Projective Training Developer Guide

This guide shows how the (N, D) projective tuples flow through training and how they are decoded back to SCM values during inference.

Tuple Lifecycle

  • Encoding: Lift finite SCM values with φ(x) = (x, 1) and represent absorptive bottom as φ(⊥) = (1, 0) (or (s, 0) when sign metadata is tracked).
  • Detached renormalization: Keep tuples bounded with a stop-gradient scale: python S = sg(torch.sqrt(N ** 2 + D ** 2)) + gamma N_hat, D_hat = N / S, D / S sg(·) prevents gradients from leaking through the norm; gamma avoids division by zero when tuples sit on the equator.
  • Denominator anchoring (recommended): For finite-target regression heads, anchor denominators around 1 to avoid drift into tiny-but-nonzero values that amplify decoded ratios: python Q = 1 + delta_Q P, Q = projective.renormalize(P, Q, gamma=1e-9) This keeps the projective direction learnable while biasing the representation toward the finite chart.
  • Gradient flow: Autograd runs on (N_hat, D_hat). Losses that depend on decoded SCM values should decode after renormalization to avoid biasing the tuple scale.

Decoding Back to SCM

  • Inference decode: Use the inverse map φ⁻¹(N, D) = N / D when D ≠ 0; emit when D = 0. Apply any inference-time gap thresholds (e.g., |Q| < τ_infer) after decoding.
  • Bridge boundaries: When projective regions hand off to SCM-only layers, decode immediately after the last renormalization step to maintain the training distribution seen by downstream components.
  • Logging: Surface both the tuple norm ‖(N, D)‖ and the decoded SCM value in debug logs so divergence between training tuples and inference values is visible.

Minimal Training Skeleton

from zeroproof.autodiff import projective

# Forward: lift and renormalize
N, D = projective.encode(batch)              # φ(x)
N, D = projective.renormalize(N, D, gamma=1e-9)

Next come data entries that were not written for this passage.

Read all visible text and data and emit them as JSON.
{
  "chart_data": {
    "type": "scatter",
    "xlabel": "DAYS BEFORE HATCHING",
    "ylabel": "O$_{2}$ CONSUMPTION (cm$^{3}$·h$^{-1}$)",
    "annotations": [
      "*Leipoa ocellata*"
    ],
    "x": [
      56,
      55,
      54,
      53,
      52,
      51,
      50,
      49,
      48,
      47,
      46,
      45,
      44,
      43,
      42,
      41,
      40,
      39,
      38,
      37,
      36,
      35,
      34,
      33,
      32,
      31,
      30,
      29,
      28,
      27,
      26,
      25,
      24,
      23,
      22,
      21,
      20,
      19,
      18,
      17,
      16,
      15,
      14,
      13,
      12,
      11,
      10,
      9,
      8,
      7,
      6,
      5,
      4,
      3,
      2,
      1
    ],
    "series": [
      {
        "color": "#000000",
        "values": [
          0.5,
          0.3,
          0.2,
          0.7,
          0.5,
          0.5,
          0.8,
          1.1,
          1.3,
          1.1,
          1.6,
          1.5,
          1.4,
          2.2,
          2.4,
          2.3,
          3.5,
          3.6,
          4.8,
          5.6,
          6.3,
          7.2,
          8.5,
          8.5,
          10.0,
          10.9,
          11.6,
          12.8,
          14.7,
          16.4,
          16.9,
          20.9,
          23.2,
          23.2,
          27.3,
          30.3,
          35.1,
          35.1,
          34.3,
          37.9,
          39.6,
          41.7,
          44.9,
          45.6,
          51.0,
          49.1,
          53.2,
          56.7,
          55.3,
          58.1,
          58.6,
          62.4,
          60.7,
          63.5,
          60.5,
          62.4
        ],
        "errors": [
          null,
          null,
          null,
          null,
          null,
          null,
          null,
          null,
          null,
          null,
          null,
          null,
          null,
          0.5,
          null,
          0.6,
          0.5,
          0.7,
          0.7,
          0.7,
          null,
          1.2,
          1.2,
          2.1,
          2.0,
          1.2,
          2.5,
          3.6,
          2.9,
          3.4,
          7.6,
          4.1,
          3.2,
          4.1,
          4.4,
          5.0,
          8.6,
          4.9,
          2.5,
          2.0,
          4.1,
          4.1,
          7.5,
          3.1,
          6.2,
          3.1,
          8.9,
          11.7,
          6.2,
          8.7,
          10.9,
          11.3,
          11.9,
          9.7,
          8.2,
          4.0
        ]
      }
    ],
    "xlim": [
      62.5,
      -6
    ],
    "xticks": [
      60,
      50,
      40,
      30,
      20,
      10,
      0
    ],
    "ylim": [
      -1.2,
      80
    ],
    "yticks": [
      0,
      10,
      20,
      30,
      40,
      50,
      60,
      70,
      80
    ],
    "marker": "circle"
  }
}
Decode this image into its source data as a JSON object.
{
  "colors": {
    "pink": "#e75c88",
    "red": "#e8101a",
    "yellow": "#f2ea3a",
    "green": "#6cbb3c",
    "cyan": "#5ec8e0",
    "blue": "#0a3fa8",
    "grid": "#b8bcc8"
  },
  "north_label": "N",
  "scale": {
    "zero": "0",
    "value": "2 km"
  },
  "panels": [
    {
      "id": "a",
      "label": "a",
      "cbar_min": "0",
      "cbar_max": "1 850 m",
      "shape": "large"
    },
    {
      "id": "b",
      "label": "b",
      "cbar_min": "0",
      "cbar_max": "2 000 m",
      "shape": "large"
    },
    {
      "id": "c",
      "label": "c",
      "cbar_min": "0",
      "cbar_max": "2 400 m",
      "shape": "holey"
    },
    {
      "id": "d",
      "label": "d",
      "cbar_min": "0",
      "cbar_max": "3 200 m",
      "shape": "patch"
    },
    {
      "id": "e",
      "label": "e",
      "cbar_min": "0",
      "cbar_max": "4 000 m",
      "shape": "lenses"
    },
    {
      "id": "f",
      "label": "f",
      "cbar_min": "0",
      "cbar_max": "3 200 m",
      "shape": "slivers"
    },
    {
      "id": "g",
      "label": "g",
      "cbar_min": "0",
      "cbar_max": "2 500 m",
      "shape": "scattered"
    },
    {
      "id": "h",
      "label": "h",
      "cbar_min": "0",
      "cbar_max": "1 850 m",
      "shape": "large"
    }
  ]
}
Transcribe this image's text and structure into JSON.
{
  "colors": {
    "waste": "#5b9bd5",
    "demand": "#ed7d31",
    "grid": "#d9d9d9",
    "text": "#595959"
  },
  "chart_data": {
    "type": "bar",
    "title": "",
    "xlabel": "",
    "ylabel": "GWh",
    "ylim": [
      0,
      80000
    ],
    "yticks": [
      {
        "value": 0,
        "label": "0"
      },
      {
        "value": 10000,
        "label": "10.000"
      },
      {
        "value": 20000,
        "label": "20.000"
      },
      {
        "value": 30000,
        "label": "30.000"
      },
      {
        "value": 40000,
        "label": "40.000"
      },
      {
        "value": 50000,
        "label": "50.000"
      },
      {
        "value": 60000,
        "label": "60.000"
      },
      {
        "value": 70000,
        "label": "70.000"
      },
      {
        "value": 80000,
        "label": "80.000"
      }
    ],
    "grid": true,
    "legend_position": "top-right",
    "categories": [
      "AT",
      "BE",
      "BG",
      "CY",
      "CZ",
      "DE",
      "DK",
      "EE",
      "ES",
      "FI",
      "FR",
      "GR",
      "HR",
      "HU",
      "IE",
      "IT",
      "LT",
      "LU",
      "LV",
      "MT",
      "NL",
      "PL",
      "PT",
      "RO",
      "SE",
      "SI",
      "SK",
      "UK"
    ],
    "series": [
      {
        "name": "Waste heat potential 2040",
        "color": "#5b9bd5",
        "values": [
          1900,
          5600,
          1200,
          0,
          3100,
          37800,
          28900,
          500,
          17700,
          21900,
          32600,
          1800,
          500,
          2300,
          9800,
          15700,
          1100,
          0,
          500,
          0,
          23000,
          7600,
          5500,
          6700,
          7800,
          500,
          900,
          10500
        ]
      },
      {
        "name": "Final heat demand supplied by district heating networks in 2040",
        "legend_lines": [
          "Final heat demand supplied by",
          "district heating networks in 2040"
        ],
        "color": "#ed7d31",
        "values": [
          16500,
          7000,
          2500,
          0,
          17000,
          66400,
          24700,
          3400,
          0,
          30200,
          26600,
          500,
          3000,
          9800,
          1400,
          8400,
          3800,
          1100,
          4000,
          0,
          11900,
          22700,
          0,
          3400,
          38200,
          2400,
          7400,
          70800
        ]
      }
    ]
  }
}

# Losses on tuples or decoded SCM values
outputs = projective.decode(N, D)            # φ⁻¹(N, D)
loss = loss_fn(outputs, targets)
loss.backward()

# Inference: decode only
with torch.no_grad():
    outputs = projective.decode(N, D)

Keep a single renormalization site per forward pass to avoid scale drift, and ensure inference uses the same decode path invoked during training.

Note on the Implicit Loss Scale

When using the implicit cross-product fit loss, use a detached squared-norm scale factor (not a square root):

cross = P * Y_d - Q * Y_n
scale_sq = sg(Q**2 * Y_d**2 + P**2 * Y_n**2) + gamma
loss = mean((cross**2) / scale_sq)

This matches the projective invariance contract described in 02_projective_learning.md and prevents scale-sensitive collapse modes.